Holiday in the Caucasus (15): in and around Yerevan, Armenia

On the penultimate day of our tour of the Caucasus, there was much less travelling because we were either in Yerevan or in the district about an hour to the east of the city.

Over a period of centuries, Armenia has had no less than 14 capitals. The current capital – since the Soviet days of 1918 – is Yerevan which is one of the oldest continuously inhabited cities in the world (most of the other claims to longevity are cities in Syria and Lebanon, both of which I have visited). Its current population is just over 1 million which is about 35% of the country’s total population. 

First, we drove up to a hill overlooking the city – not a particularly pretty sight. We were there to see the 22 metre (72 feet) high Mother Armenia memorial commemorating the country’s losses in the Second World War. Our guide claimed that, proportionate to its population, Armenia suffered the greatest loss of any of the Republics in the USSR. He also pointed that the designer of the MiG jets Artem Mikoyan – one of these aircraft was on display at the foot of the monument – was an Armenian. 

Then we drove down into the city centre to see a building that is of special pride to all Armenians. 
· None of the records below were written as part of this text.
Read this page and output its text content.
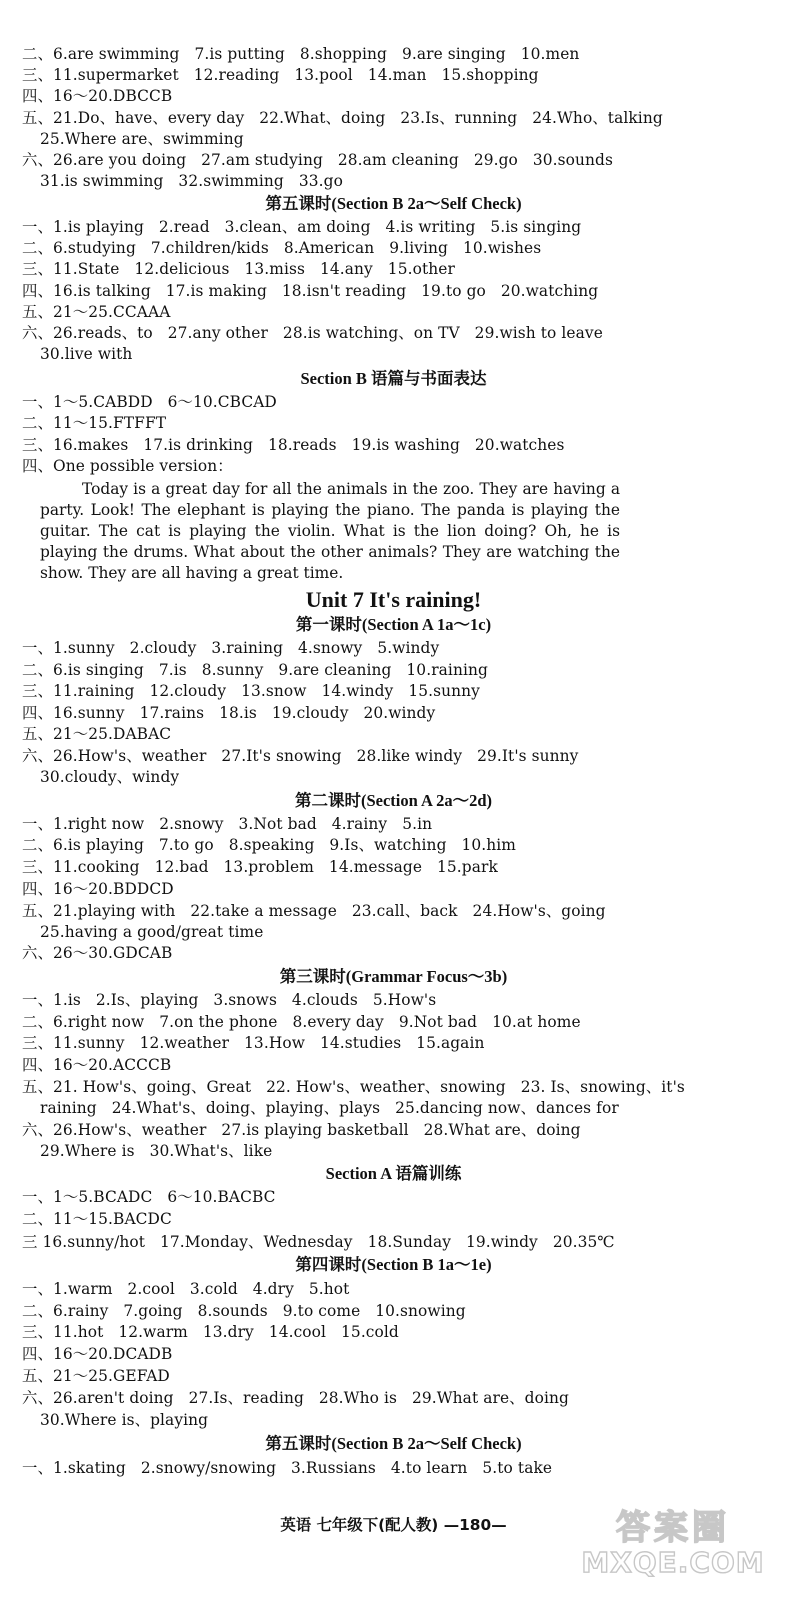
二、6.are swimming   7.is putting   8.shopping   9.are singing   10.men
三、11.supermarket   12.reading   13.pool   14.man   15.shopping
四、16～20.DBCCB
五、21.Do、have、every day   22.What、doing   23.Is、running   24.Who、talking
25.Where are、swimming
六、26.are you doing   27.am studying   28.am cleaning   29.go   30.sounds
31.is swimming   32.swimming   33.go
第五课时(Section B 2a～Self Check)
一、1.is playing   2.read   3.clean、am doing   4.is writing   5.is singing
二、6.studying   7.children/kids   8.American   9.living   10.wishes
三、11.State   12.delicious   13.miss   14.any   15.other
四、16.is talking   17.is making   18.isn't reading   19.to go   20.watching
五、21～25.CCAAA
六、26.reads、to   27.any other   28.is watching、on TV   29.wish to leave
30.live with
Section B 语篇与书面表达
一、1～5.CABDD   6～10.CBCAD
二、11～15.FTFFT
三、16.makes   17.is drinking   18.reads   19.is washing   20.watches
四、One possible version：

Today is a great day for all the animals in the zoo. They are having a party. Look! The elephant is playing the piano. The panda is playing the guitar. The cat is playing the violin. What is the lion doing? Oh, he is playing the drums. What about the other animals? They are watching the show. They are all having a great time.

Unit 7 It's raining!
第一课时(Section A 1a～1c)
一、1.sunny   2.cloudy   3.raining   4.snowy   5.windy
二、6.is singing   7.is   8.sunny   9.are cleaning   10.raining
三、11.raining   12.cloudy   13.snow   14.windy   15.sunny
四、16.sunny   17.rains   18.is   19.cloudy   20.windy
五、21～25.DABAC
六、26.How's、weather   27.It's snowing   28.like windy   29.It's sunny
30.cloudy、windy
第二课时(Section A 2a～2d)
一、1.right now   2.snowy   3.Not bad   4.rainy   5.in
二、6.is playing   7.to go   8.speaking   9.Is、watching   10.him
三、11.cooking   12.bad   13.problem   14.message   15.park
四、16～20.BDDCD
五、21.playing with   22.take a message   23.call、back   24.How's、going
25.having a good/great time
六、26～30.GDCAB
第三课时(Grammar Focus～3b)
一、1.is   2.Is、playing   3.snows   4.clouds   5.How's
二、6.right now   7.on the phone   8.every day   9.Not bad   10.at home
三、11.sunny   12.weather   13.How   14.studies   15.again
四、16～20.ACCCB
五、21. How's、going、Great   22. How's、weather、snowing   23. Is、snowing、it's
raining   24.What's、doing、playing、plays   25.dancing now、dances for
六、26.How's、weather   27.is playing basketball   28.What are、doing
29.Where is   30.What's、like
Section A 语篇训练
一、1～5.BCADC   6～10.BACBC
二、11～15.BACDC
三 16.sunny/hot   17.Monday、Wednesday   18.Sunday   19.windy   20.35℃
第四课时(Section B 1a～1e)
一、1.warm   2.cool   3.cold   4.dry   5.hot
二、6.rainy   7.going   8.sounds   9.to come   10.snowing
三、11.hot   12.warm   13.dry   14.cool   15.cold
四、16～20.DCADB
五、21～25.GEFAD
六、26.aren't doing   27.Is、reading   28.Who is   29.What are、doing
30.Where is、playing
第五课时(Section B 2a～Self Check)
一、1.skating   2.snowy/snowing   3.Russians   4.to learn   5.to take
英语 七年级下(配人教) —180—	答案圈
MXQE.COM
The Matenadaran (literally book depository) is the nation’s Manuscript Museum containing some 3,000 manuscripts dating from as far back as the 5th century. We had a museum guide who spoke excellent English and astonished us with the wonder of the museum’s displayed items which are, of course, a tiny fraction of the collection. 

After we has-beens had indulged in a cafe called “The Green Bean”, we drove east for about an hour to a garden restaurant in a place called Geghard. The, having viewed a demonstration of the making of local bread using a kiln in the ground, we ate lunch in the shade (the temperature was 34C). 

Suitably refreshed, we then toured the Geghard Monastery which is a UNESCO World Heritage site. This was founded in the 4th century with most of the current buildings dating from the 12th century and carved out of a cliff. In one of the vaults, we were treated to the singing of a number of Armenian songs by a quartet of two men and two women. Their singing was divine and the acoustics amazing. I have not been so moved by sound since I visited a village just outside Damascus before the civil war and heard the Lord’s Prayer delivered in Aramaic.

It was only a short ride to an unusual site: an Hellenic-style temple. Garni Temple was originally built in the first century AD, largely destroyed by an earthquake in 1679, and rebuilt between 1969-1975. As with so many of the ancient churches of both Georgia and Armenia, the location was impressive – in this case, on the edge of a deep gorge. 

It had been an easier day with much less travelling than previously, but it was still a nine-hour day by the time we returned to our hotel in Yerevan.